‘Foster home’ abuse investigation may be expanded

Government is to consider extending commission in ‘Grace’ case to other allegations

Minister of State for Health Finian McGrath is to bring a memo to Cabinet this morning outlining the progress made in establishing a statutory inquiry into the allegations surrounding the so-called ‘Grace’ case.

Minister of State for Health Finian McGrath is to bring a memo to Cabinet this morning outlining the progress made in establishing a statutory inquiry into the allegations surrounding the so-called ‘Grace’ case.

 

The Government is to consider expanding a commission of investigation examining abuse allegations at a “foster home” in the southeast to similar cases.

Minister of State for Health Finian McGrath will bring a memo to Cabinet this morning outlining the progress made in establishing a statutory inquiry into the allegations surrounding the so-called Grace case.

Mr McGrath will confirm he has granted senior counsel Conor Dignam an extension of time to complete his work.

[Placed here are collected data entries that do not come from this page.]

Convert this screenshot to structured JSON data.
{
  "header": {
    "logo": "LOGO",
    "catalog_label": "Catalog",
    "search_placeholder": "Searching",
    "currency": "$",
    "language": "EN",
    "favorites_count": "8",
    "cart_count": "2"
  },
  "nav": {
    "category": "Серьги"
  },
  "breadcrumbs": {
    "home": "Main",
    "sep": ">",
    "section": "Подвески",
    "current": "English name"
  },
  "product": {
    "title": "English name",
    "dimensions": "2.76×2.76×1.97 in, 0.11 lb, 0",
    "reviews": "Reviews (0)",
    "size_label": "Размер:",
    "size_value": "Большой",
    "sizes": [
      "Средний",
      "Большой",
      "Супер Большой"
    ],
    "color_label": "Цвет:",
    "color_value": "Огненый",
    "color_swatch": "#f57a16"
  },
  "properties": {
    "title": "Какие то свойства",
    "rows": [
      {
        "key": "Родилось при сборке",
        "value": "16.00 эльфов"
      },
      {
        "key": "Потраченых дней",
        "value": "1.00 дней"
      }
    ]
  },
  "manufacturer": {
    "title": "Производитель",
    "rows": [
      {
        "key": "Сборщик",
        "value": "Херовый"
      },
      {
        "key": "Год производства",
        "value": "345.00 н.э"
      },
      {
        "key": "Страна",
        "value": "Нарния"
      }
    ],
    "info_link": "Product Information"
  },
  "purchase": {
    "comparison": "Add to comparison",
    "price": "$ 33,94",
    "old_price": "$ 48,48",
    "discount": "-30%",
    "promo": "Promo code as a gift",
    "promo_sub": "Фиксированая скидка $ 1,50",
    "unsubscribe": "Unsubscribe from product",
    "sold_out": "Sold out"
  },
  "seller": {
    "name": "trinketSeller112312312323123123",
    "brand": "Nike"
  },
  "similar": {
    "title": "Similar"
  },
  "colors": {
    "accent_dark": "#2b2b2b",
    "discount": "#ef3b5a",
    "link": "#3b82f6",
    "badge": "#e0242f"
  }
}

Mr Dignam was tasked with outlining potential terms of reference for the commission examining allegations of abuse.

He was due to report to the Department of Health on July 22nd, but it has since been extended until August 2nd, it is understood.

“Grace”, who had severe intellectual disabilities and was non-verbal, was subjected to torture, sexual abuse and physical neglect at a foster home.

Foster children

The victim had been placed in the home in 1989, and remained there until 2009 despite the fact that other foster children had been removed by 1996.

A number of other allegations of abuse in foster homes have been made in recent weeks, including a case of a woman known as Mary, who was left in a home for 18 months after abuse allegations were raised.

The Cabinet will also today be asked to amend the terms of reference of the Commission of Investigation into Mother and Baby Homes to provide more time to gather evidence on the experiences of women who lived in the homes.

The commission was due to report by August 17th on confidential discussions with people who lived in the homes as well as on the social history of the 1922-1998 period.

Controversy

The commission was set up in January 2015 following controversy over the circumstances in which the bodies of hundreds of babies were discovered in the grounds of an institution in Tuam, Co Galway.

The final report of the commission in to all aspects of the treatment of women and children in the homes, including the exercise of its responsibilities by State authorities, is due to be submitted by January 2018.

It is understood that the commission has asked Minister for Children Katherine Zappone to extend the reporting period on the confidential hearings and social history modules to coincide with its overall conclusions in 2018.

Ministers are expected to accede to the request from the commission, and its full report will then be scheduled for submission to the Government in January of 2018.

The three-member commission is composed of Judge Yvonne Murphy, historian Prof Mary Daly and legal expert Dr William Duncan.